Monday, July 22, 2013

Holocaust Film Festival

Our film festival last summer was such a success, my princess and I decided to try it again this year.  Unfortunately, she studied the Holocaust this year in history, and decided she wanted to watch all the best Holocaust movies.  I begrudgingly agreed, though a couple of the movies I had sworn I would never watch again.  I dreaded each one. 

We jumped right in with Life is Beautiful.  My princess wasn't too sure about it, especially when she found out it was in Italian with English subtitles.  However, when I shared with her my reaction the first time I watched it (I got into bed with my then-four-old, who was the same age as the boy in the movie, and sobbed) she was intrigued.  I never wanted to watch it again, but I did, and I survived.  To my surprise, my princess cried and cried at the end.  She ran off right after the movie ended, and the next day admitted she went upstairs to cry some more.  It is such a beautiful movie, but I don't plan to ever watch it again.  It's just too sad. 

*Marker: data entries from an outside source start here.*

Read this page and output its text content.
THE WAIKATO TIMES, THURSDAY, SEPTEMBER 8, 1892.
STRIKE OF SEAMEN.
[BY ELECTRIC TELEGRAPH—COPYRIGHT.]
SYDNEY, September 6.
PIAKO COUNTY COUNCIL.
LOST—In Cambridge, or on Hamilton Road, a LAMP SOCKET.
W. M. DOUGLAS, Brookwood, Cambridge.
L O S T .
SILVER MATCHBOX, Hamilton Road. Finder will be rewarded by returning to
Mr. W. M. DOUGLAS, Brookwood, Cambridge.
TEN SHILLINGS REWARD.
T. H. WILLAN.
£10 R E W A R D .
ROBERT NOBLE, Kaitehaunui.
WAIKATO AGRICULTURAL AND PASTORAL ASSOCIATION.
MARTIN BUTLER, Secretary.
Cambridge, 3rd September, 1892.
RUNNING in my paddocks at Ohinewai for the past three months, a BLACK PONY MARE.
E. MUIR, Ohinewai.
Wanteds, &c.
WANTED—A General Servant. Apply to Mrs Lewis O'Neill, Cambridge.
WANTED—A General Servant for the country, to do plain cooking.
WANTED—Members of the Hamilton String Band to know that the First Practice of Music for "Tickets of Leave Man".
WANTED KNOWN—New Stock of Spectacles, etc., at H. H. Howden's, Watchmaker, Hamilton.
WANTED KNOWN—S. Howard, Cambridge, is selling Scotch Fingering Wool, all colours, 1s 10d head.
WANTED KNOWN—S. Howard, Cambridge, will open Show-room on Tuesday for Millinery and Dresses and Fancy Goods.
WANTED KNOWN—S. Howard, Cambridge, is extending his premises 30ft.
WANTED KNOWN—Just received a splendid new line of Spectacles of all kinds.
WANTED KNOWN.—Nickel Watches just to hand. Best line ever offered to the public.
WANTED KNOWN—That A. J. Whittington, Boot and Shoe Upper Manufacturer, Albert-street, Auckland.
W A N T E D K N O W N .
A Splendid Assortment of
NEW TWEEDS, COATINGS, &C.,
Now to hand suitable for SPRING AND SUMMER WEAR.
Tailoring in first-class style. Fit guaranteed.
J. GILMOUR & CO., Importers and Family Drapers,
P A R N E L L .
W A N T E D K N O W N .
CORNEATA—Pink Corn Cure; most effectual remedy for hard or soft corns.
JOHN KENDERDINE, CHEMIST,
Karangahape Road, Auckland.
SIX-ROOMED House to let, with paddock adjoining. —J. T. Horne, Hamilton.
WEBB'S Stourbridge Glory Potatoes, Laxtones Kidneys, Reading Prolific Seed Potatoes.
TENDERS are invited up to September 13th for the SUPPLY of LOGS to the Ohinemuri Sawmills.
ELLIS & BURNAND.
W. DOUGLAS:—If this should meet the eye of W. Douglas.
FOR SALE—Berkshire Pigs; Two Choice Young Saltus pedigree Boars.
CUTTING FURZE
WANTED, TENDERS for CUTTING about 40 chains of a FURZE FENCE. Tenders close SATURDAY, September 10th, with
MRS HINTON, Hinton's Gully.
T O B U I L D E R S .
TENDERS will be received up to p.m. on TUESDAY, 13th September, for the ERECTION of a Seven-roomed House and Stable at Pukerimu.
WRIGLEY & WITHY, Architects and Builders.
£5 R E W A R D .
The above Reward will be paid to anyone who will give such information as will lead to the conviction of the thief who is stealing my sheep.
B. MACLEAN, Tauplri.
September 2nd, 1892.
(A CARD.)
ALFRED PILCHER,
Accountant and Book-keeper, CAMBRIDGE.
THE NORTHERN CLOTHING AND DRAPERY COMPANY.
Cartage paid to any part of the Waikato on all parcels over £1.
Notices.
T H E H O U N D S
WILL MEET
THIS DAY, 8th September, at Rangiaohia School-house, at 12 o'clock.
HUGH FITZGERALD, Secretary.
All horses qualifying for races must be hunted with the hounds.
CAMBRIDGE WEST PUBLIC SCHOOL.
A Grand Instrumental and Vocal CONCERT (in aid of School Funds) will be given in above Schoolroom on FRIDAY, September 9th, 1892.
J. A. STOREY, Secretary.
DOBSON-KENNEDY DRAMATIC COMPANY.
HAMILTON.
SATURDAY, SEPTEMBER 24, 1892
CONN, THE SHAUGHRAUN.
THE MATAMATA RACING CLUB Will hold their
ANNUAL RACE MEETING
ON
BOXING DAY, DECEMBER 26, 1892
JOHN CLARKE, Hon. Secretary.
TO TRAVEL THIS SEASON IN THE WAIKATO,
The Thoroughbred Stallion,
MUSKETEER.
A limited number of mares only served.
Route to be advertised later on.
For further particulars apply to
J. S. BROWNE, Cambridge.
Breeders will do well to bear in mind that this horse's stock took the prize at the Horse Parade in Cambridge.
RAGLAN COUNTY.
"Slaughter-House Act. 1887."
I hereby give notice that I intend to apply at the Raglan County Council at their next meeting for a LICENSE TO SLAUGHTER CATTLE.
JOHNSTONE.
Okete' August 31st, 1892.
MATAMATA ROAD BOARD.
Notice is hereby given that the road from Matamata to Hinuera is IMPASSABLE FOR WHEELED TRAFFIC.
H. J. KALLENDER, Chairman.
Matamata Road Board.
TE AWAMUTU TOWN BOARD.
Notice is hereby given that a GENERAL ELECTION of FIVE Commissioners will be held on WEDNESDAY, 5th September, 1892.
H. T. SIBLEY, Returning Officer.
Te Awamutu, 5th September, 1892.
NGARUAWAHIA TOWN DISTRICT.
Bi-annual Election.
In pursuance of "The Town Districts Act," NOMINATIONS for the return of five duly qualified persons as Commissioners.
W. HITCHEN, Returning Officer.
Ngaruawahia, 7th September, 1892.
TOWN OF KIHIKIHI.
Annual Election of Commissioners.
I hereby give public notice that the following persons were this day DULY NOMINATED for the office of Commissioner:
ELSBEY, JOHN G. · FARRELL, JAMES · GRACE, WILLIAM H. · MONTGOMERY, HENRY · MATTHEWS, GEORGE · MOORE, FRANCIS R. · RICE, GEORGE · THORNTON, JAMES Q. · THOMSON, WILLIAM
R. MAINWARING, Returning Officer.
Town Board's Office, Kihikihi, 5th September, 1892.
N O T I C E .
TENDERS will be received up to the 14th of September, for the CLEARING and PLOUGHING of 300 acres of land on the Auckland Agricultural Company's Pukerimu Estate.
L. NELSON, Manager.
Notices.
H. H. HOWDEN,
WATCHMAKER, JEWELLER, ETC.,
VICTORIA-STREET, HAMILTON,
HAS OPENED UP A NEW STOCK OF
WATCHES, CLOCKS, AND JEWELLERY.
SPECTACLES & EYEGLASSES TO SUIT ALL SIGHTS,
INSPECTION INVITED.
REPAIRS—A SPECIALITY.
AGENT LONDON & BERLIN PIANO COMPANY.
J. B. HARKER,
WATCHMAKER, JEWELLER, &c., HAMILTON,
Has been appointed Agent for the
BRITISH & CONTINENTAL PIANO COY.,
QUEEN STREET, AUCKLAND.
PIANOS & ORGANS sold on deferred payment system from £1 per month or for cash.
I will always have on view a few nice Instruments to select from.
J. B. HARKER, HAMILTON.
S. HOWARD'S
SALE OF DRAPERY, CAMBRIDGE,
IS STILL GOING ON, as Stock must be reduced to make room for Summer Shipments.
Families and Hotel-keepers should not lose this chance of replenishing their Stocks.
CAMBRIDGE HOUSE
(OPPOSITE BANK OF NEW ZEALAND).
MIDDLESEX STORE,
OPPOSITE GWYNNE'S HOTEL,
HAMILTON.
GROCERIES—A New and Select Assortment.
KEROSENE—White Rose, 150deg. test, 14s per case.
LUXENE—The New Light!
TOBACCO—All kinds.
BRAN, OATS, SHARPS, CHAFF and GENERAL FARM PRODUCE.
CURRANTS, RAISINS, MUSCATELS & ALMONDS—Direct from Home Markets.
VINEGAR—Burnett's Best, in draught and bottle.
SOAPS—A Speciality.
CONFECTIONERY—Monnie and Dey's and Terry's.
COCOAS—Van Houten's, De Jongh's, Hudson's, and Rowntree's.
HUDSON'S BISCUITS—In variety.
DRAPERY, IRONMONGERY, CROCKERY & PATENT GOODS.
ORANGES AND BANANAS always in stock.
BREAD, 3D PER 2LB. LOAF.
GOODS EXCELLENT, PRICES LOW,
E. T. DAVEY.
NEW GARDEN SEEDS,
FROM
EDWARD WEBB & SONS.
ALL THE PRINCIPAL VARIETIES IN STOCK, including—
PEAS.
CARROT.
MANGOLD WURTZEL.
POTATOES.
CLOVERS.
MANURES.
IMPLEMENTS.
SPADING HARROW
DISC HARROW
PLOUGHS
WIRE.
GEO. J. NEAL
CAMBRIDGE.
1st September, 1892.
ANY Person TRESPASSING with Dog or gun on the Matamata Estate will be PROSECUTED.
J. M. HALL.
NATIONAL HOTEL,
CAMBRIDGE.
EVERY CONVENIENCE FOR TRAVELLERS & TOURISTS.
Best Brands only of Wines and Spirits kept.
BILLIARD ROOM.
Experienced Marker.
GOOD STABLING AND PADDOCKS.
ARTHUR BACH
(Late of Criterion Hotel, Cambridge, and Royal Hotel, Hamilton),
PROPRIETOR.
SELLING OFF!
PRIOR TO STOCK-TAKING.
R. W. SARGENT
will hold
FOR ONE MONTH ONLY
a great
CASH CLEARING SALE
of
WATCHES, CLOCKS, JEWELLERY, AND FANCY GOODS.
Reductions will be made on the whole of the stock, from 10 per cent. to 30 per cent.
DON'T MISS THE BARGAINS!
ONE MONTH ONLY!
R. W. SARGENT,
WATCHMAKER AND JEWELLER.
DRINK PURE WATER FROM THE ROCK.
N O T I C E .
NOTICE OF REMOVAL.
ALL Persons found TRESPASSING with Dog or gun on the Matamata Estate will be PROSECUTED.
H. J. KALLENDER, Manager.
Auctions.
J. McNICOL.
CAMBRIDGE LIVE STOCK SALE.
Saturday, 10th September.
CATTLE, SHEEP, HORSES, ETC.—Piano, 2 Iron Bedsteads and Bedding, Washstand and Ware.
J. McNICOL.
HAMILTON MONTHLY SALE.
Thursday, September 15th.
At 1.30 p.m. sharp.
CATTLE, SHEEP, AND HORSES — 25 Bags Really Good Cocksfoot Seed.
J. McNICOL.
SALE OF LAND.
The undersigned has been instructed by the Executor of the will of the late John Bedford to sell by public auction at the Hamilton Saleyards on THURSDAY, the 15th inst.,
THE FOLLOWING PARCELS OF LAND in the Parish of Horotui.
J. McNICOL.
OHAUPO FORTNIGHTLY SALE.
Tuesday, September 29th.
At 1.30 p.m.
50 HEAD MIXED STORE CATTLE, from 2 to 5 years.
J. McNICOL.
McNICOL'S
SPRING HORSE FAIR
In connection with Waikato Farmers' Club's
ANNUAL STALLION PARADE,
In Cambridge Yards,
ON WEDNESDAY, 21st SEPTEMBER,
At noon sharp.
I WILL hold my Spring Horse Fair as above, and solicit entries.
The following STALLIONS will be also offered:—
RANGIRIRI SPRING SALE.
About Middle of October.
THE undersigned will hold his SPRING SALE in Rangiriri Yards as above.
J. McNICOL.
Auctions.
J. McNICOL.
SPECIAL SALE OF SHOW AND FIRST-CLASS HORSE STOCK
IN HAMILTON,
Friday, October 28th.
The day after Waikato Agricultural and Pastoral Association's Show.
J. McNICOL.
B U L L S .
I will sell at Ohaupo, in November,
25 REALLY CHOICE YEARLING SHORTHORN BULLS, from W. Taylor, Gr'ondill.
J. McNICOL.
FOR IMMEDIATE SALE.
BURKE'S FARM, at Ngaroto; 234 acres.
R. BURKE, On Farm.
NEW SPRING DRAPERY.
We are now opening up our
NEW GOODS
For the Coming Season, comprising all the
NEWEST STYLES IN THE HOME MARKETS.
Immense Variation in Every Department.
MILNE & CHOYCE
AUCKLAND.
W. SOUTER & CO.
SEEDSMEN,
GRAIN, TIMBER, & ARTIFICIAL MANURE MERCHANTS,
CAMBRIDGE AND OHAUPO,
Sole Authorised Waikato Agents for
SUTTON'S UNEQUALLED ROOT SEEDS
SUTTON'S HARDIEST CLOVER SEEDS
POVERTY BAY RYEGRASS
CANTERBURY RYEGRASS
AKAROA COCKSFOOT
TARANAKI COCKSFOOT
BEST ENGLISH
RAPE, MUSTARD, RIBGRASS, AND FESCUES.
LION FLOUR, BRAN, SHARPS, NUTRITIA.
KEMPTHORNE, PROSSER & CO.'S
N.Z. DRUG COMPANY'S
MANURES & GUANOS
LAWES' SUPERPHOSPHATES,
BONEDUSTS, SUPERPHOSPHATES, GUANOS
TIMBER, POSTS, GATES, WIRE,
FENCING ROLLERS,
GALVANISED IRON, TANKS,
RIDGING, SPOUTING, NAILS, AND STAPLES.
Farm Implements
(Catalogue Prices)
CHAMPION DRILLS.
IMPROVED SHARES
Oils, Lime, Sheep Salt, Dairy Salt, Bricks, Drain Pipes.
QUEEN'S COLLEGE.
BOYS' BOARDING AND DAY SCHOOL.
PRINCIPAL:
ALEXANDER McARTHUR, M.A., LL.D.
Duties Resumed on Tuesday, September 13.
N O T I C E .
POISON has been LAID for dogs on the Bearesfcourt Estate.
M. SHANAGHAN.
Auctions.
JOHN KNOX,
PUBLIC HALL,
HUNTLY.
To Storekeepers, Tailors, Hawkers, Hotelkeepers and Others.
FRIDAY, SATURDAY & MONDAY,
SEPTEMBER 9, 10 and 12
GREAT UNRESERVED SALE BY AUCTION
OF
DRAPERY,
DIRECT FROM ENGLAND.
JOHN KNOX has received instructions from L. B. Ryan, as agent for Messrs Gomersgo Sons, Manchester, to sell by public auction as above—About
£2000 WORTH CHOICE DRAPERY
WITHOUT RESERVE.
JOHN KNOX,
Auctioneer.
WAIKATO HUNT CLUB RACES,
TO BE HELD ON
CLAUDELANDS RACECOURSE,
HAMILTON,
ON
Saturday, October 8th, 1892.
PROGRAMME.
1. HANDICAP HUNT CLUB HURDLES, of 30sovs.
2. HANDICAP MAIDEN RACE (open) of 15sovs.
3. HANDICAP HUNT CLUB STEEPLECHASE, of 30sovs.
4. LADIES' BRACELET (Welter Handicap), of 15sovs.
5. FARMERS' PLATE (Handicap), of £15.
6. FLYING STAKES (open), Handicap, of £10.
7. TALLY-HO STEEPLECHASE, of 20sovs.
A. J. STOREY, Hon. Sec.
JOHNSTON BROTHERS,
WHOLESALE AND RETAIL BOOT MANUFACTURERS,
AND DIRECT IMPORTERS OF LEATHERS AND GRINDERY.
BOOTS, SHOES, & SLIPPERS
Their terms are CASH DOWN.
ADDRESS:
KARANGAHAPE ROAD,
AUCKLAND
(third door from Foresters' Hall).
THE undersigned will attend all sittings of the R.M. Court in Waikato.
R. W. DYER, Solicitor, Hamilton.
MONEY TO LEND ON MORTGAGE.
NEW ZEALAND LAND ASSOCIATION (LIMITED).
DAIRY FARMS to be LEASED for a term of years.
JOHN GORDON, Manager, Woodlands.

Next we watched Paperclips and The Pianist, neither of which I had previously seen.  Paperclips was recommended to us, and though interesting, we both thought it was too long.  It did give us a lot to talk about, though, as it is a documentary about middle school kids in a small town in Tennessee learning about the Holocaust.  We both loved The Pianist, though in fairness to Adrien Brody, we probably should have watched it before Life is Beautiful.  Nothing really had a chance afterwards.
We concluded our film festival with a special viewing of Schindler's List at a neighbor's house.  It was a special experience because our neighbor is Jewish, so we were able to gain a different perspective than we would have had alone in our family room.  Schindler's List is such a powerful film, and gives such an amazing portrayal of what life was like in the concentration camps. 
We had watched The Boy in the Striped Pajamas and Sophie's Choice prior to the summer, but we also compared them to the others.  Each movie moved us in its own way, and though I did not look forward to these movies, I am so glad to have experienced them with my daughter.  We had so many interesting conversations following the movies, and I think we both grew as people through the process.  I don't enjoy Holocaust movies, but they do force me to remember, every day, that life is beautiful. 

Friday, July 12, 2013

Feelings Film Festival

My princess is not very emotional.  She doesn't cry easily, and doesn't get into drama.  I tease that she has ice water running through her veins.  So last summer, I set out to find a movie that would make her cry (because what quality mother doesn't spend the summer trying to make her teenage daughter cry?)  I put my request on Facebook, and friends suggested the saddest movies of all time.  We watched them all summer.  Here are a few of the things I learned during this adventure. . .

1.  Although I've seen it dozens of times, the funeral scene in Steel Magnolias still makes me cry every time.  I have a guttural reaction to it, producing sobs that sound like a dying animal.  I'd like to say it's only because I am a mother, but I believe I reacted the same way almost 25 years ago, when the movie first came out. 

It does not, however, produce the same reaction in teenage girls.  At least not mine.

2.  Fried Green Tomatoes keeps its place on my Top 5 Movies of All Time.  It is funny, thoughtful, and sad, all the things a movie should be.  The cast is perfect, from Mary Stuart Masterson's maybe-lesbian hero, to Kathy Bates's insecure southern wife.  My daughter liked it, but didn't love it, and it didn't make her cry. 

3.  Most of the movies, in fact, did not make my princess cry. . . not Debra Winger's tearful death in Terms of Endearment, or Sophie's gut-wrenching choice.  It was the story of an eleven-year-old boy with an allergy to bees that finally touched her heart.  During the funeral scene in My Girl, I glanced at my daughter, who had tears streaming down her beautiful brown cheeks. 
It was good for me to see, to remember that despite how fast she's growing up, and how mature she sometimes seems to me, that my princess is still a little girl in many ways, and the death of a little boy would affect her more than the death of someone who probably seems old to her.  I'm glad now, looking back, that my girl is still just that.